This book by Judith Hermon, M.D. goes through the history of trauma research to where it is today. It was helpful to me to see the societal dissociation and dissociation by researchers from the trauma that they were learning about. However, with the two World Wars, there was no more denying the effects of trauma and the need for counseling to be applied not just to war veterans but people of all ages who have faced traumatic events in their lives.
Diagnosis and Treatment of Multiple Personality Disorder by Frank Putnam was really a springboard for many of the current research on trauma resulting in DID. His name is often mentioned in current works and articles.
Uncovering the Mystery of MPD by James G. Friesen, PH.D. is another foundational work. Friesen also considers the spiritual aspect to the disorder, citing SRA and considering those spiritual consequences as applied to counseling people.
Diane Mandt Langberg, PH.D. wrote this book on healing from sexual abuse. I also read her book, On the Threshold of Hope: Opening the Door to Healing for Survivors of Sexual Abuse which is from a Christian perspective.
She also has a a book I have not read yet but is on an important subject for survivors of trauma: suffering. I have heard Dr. Langberg address it in videos of seminars that she has taught. It is called Suffering and the Heart of God: How Trauma Destroys and Christ Restores.
Dr. Langberg also has many online seminars on healing from trauma. She has worked in war-torn countries to train counselors to help people in their country who have experienced the terrors of war. I will post more when I have time to look them up again.
This resource on the effects of trauma physiologically by Bessel Van Der Kolk, M.D. is helpful in normalizing the body memories that often come with trauma.
In it, Dr. Van der Kolk writes about how the nervous system and brain responds to trauma initially and how that carries over into PTSD and body memories after the trauma is over.
This book was useful to me (though I only read through Ch. 5) because I had many body memories from when I was preverbal, so I wouldn't understand why I was choking or felt raped. I learned to have more compassion on myself and ground myself in the fact that the trauma was over now and I am safe.

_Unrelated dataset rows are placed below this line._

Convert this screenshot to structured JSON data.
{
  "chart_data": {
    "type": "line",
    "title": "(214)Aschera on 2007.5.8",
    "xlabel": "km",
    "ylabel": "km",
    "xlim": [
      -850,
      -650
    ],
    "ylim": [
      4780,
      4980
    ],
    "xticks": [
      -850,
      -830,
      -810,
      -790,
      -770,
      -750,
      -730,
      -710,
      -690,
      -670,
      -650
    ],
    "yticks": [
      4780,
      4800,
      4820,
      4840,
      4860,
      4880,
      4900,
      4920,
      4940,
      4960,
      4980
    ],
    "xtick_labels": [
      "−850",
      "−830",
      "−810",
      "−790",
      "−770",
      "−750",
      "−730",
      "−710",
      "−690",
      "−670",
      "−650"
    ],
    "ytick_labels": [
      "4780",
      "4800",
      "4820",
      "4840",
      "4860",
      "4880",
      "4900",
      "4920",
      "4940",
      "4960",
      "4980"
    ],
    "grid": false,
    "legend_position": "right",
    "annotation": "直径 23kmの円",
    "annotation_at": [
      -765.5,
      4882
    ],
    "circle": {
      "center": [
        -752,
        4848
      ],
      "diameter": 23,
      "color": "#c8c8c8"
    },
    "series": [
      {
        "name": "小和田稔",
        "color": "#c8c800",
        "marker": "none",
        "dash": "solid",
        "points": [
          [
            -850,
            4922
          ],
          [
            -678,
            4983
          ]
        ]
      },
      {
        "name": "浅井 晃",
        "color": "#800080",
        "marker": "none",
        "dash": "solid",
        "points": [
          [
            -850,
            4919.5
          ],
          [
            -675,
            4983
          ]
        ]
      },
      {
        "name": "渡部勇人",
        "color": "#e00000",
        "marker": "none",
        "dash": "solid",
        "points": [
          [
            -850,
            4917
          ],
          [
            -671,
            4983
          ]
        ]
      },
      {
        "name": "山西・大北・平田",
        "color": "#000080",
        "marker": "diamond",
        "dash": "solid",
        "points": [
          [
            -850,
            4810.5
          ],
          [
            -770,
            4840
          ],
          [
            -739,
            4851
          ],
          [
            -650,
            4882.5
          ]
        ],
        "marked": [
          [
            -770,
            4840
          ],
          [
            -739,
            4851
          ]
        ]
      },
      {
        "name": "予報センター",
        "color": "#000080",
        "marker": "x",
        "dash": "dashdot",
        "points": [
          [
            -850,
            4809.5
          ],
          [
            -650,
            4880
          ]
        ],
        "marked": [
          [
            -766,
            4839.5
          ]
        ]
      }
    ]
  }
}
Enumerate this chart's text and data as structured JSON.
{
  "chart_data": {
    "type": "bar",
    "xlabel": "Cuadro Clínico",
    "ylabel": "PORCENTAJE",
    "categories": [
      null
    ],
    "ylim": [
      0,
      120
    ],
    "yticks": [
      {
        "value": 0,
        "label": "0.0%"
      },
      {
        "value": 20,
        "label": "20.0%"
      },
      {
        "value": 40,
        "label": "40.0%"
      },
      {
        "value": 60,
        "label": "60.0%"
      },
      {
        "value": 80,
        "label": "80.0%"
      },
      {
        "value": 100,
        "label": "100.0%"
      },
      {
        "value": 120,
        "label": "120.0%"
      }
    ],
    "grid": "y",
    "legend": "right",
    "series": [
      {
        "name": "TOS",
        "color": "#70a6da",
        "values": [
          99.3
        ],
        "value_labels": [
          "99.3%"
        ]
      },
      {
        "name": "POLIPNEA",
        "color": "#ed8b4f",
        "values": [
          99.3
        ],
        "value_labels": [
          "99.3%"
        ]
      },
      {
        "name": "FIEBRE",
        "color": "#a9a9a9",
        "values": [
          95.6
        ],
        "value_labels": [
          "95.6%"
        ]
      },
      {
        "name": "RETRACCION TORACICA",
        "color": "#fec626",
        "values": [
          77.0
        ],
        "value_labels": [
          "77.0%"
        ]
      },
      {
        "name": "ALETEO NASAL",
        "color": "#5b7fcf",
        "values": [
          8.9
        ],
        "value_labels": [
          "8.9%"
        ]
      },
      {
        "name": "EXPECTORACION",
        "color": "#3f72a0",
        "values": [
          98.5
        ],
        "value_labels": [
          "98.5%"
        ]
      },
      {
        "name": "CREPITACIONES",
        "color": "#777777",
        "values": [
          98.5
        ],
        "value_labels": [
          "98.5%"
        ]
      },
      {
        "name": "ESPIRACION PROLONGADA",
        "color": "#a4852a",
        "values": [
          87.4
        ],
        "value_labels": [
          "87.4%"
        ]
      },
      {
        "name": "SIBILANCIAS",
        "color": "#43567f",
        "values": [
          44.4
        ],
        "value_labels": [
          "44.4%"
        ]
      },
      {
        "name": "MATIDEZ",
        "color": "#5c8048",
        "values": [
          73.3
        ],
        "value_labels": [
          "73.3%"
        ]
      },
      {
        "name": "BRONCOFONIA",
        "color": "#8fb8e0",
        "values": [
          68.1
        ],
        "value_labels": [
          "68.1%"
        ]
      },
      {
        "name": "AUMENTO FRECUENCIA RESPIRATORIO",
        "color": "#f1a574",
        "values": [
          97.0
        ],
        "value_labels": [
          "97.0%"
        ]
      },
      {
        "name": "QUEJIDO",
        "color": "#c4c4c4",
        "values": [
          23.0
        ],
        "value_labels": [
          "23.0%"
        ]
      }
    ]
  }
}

The Haunted Self: Structural Dissociation and the Treatment of Chronic Traumatization by Onno van der Hart, Ellert R. S. Nijenhuis, and Kathy Steele has one theory on how DID comes to be and how to heal from it. I appreciated their concept of different ways a person's DID system can be structured and their labeling of the part/s that present/s to society most often as the "Apparently Normal Part/s." I thought it was a little confusing to label the other category "Emotional Part/s" because many of these don't necessarily contain emotions. All in all, there were useful nuggets to glean from their concepts.
The Dissociative Identity Disorder Sourcebook by Deborah Bray Haddock, M.Ed., M.A. L.P. was more practically helpful because it covered a broader spectrum of thought on the development of DID and counseling people who have it. It also gave tips for finding counselors and self-help for safety in it.
Becoming Yourself: Overcoming Mind Control and Ritual Abuse is written for survivors to go through as a workbook. It is very intense but useful. However, it is secular and I think is a bit tedious, stuck in the programming, rather than going to the heart of the issue.
She also has Healing the Unimaginable: Treating Ritual Abuse and Mind Control. This book is written for therapists and she encourages survivors in the Introduction not to read it, but to read the previous book.